In June 2017 he was appointed player-coach at West Auckland Town after previously being with Shildon.

==Personal life==
Connor holds a degree in Podiatry which he obtained at New College Durham.
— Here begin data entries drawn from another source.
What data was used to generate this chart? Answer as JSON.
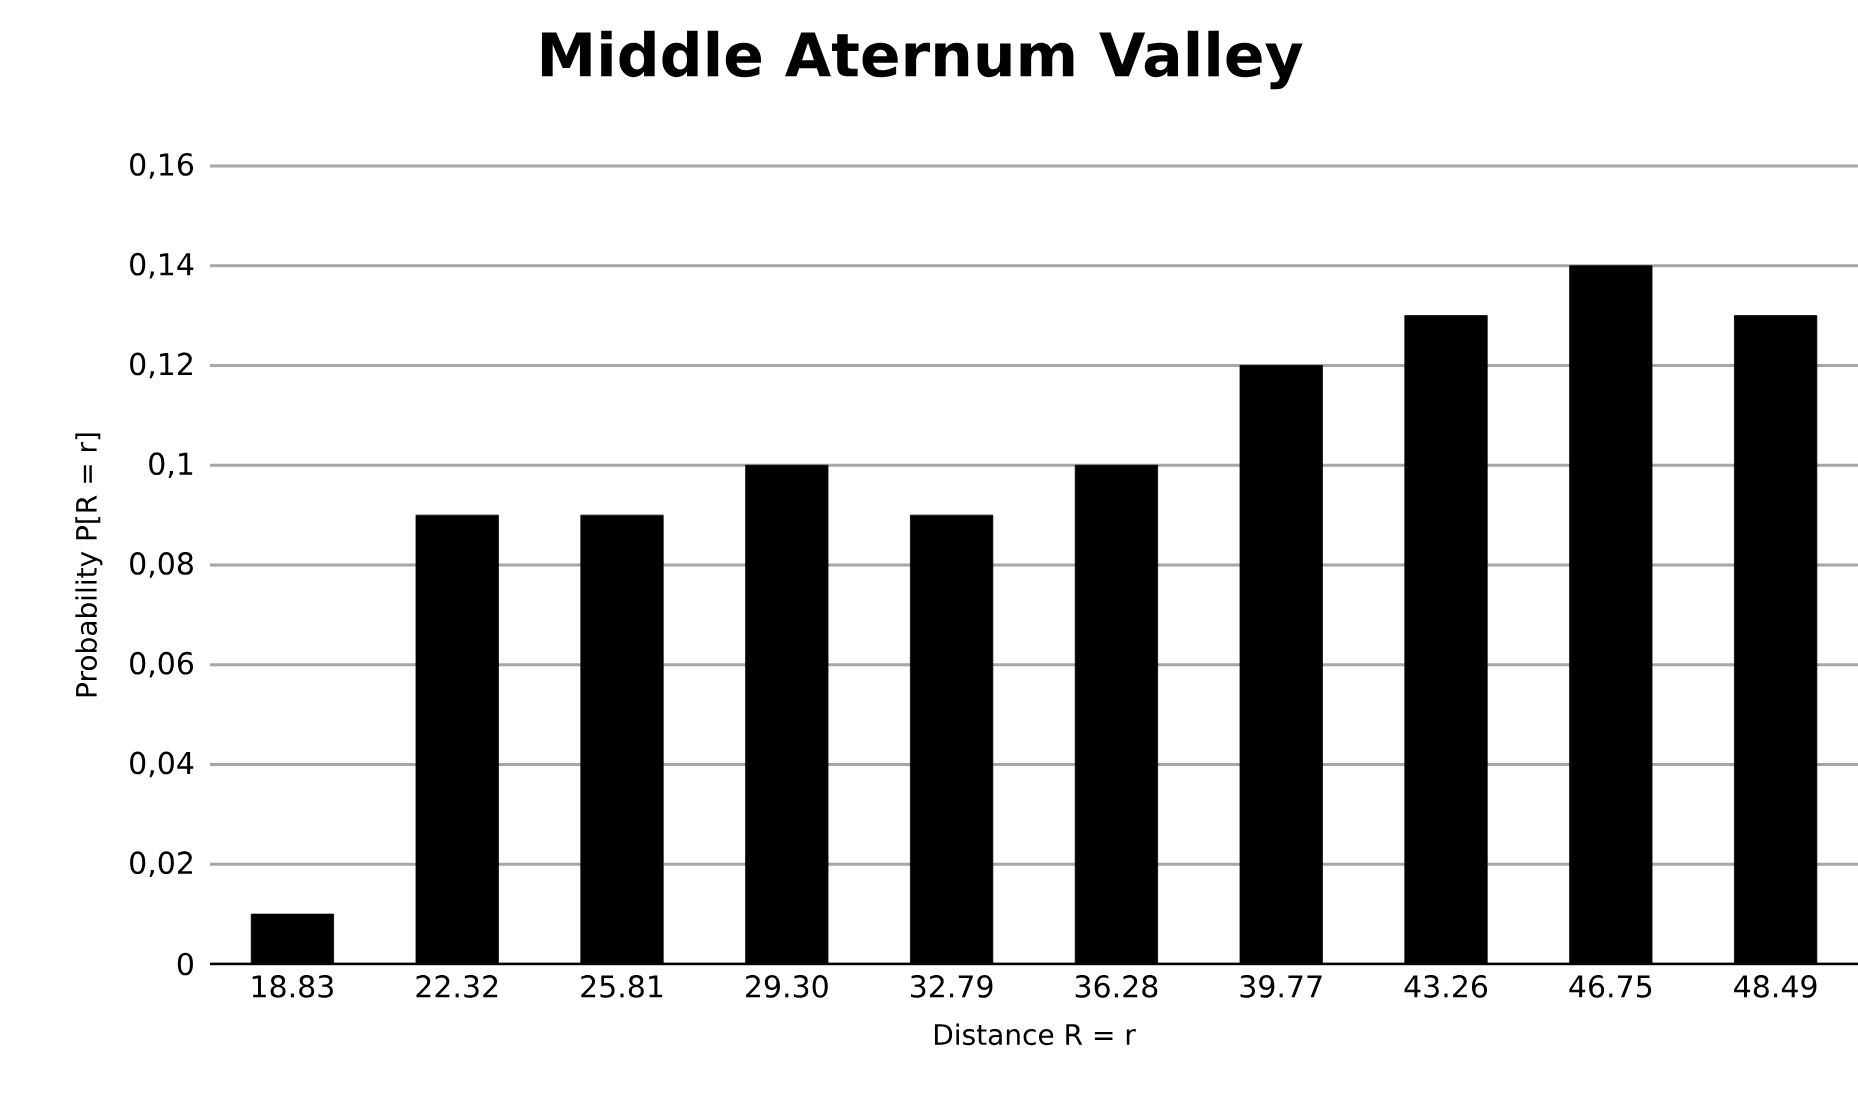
{
  "chart_data": {
    "type": "bar",
    "title": "Middle Aternum Valley",
    "xlabel": "Distance R = r",
    "ylabel": "Probability P[R = r]",
    "categories": [
      "18.83",
      "22.32",
      "25.81",
      "29.30",
      "32.79",
      "36.28",
      "39.77",
      "43.26",
      "46.75",
      "48.49"
    ],
    "values": [
      0.01,
      0.09,
      0.09,
      0.1,
      0.09,
      0.1,
      0.12,
      0.13,
      0.14,
      0.13
    ],
    "color": "#000000",
    "ylim": [
      0,
      0.16
    ],
    "yticks": [
      0,
      {
        "value": 0.02,
        "label": "0,02"
      },
      {
        "value": 0.04,
        "label": "0,04"
      },
      {
        "value": 0.06,
        "label": "0,06"
      },
      {
        "value": 0.08,
        "label": "0,08"
      },
      {
        "value": 0.1,
        "label": "0,1"
      },
      {
        "value": 0.12,
        "label": "0,12"
      },
      {
        "value": 0.14,
        "label": "0,14"
      },
      {
        "value": 0.16,
        "label": "0,16"
      }
    ],
    "grid": "y"
  }
}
He began his career with the NHS working as a podiatrist after retiring from football.

==Career statistics==
Source:

| Club | Season | League |  |  | FA Cup |  | League Cup |  | Other^{[A]} |  | Total |  |
| Division | Apps | Goals | Apps | Goals | Apps | Goals | Apps | Goals | Apps | Goals |
| Middlesbrough | 1997–98 | First Division | 0 | 0 | 0 | 0 | 0 | 0 | 0 | 0 | 0 | 0 |
| Gateshead (loan) | 1997–98 | Conference National | 2 | 3 | 0 | 0 | 0 | 0 | 0 | 0 | 2 | 3 |
| Hartlepool United (loan) | 1997–98 | Third Division | 6 | 0 | 0 | 0 | 0 | 0 | 0 | 0 | 6 | 0 |
| Stoke City | 1998–99 | Second Division | 3 | 2 | 0 | 0 | 0 | 0 | 0 | 0 | 3 | 2 |
| 1999–2000 | Second Division | 26 | 5 | 1 | 0 | 4 | 1 | 5 | 0 | 36 | 6 |
| 2000–01 | Second Division | 7 | 0 | 0 | 0 | 2 | 2 | 0 | 0 | 9 | 2 |
| Total |  | 36 | 7 | 1 | 0 | 6 | 3 | 5 | 0 | 48 | 10 |
| Cambridge United (loan) | 2000–01 | Second Division | 13 | 5 | 1 | 0 | 0 | 0 | 0 | 0 | 14 | 5 |
| Rochdale | 2000–01 | Third Division | 14 | 10 | 0 | 0 | 0 | 0 | 0 | 0 | 14 | 10 |
| 2001–02 | Third Division | 19 | 1 | 3 | 0 | 1 | 0 | 0 | 0 | 23 | 1 |
| 2002–03 | Third Division | 39 | 12 | 5 | 3 | 1 | 0 | 1 | 0 | 46 | 15 |
| 2003–04 | Third Division | 22 | 5 | 1 | 0 | 1 | 0 | 0 | 0 | 24 | 5 |
| Total |  | 94 | 29 | 8 | 3 | 3 | 0 | 1 | 0 | 107 | 31 |
| Swansea City | 2003–04 | Third Division | 12 | 5 | 0 | 0 | 0 | 0 | 0 | 0 | 12 | 5 |
| 2004–05 | League Two | 40 | 10 | 5 | 3 | 0 | 0 | 1 | 0 | 46 | 13 |
| 2005–06 | League One | 13 | 1 | 1 | 0 | 1 | 0 | 2 | 1 | 17 | 2 |
| Total |  | 65 | 16 | 6 | 3 | 1 | 0 | 3 | 1 | 75 | 18 |
| Leyton Orient | 2005–06 | League One | 16 | 5 | 0 | 0 | 0 | 0 | 0 | 0 | 16 | 5 |
| 2007–08 | League One | 18 | 2 | 3 | 0 | 1 | 0 | 1 | 0 | 23 | 2 |
| Total |  | 34 | 7 | 3 | 0 | 1 | 0 | 1 | 0 | 39 | 7 |
| Cheltenham Town | 2006–07 | League One | 15 | 1 | 0 | 0 | 0 | 0 | 0 | 0 | 15 | 1 |
| 2007–08 | League One | 39 | 4 | 2 | 0 | 1 | 0 | 1 | 1 | 43 | 5 |
| 2008–09 | League One | 25 | 2 | 4 | 0 | 2 | 0 | 1 | 0 | 32 | 2 |
| Total |  | 79 | 7 | 6 | 0 | 3 | 0 | 2 | 1 | 90 | 8 |
| Lincoln City | 2009–10 | League Two | 15 | 0 | 0 | 1 | 0 | 0 | 1 | 0 | 17 | 0 |
| Mansfield Town | 2010–11 | Conference National | 40 | 11 | 1 | 0 | 0 | 0 | 0 | 0 | 40 | 11 |
| Career Total |  |  | 384 | 85 | 26 | 7 | 14 | 3 | 13 | 2 | 437 | 97 |

A. The "Other" column constitutes appearances and goals in the Football League play-offs, FA Trophy, and Football League Trophy.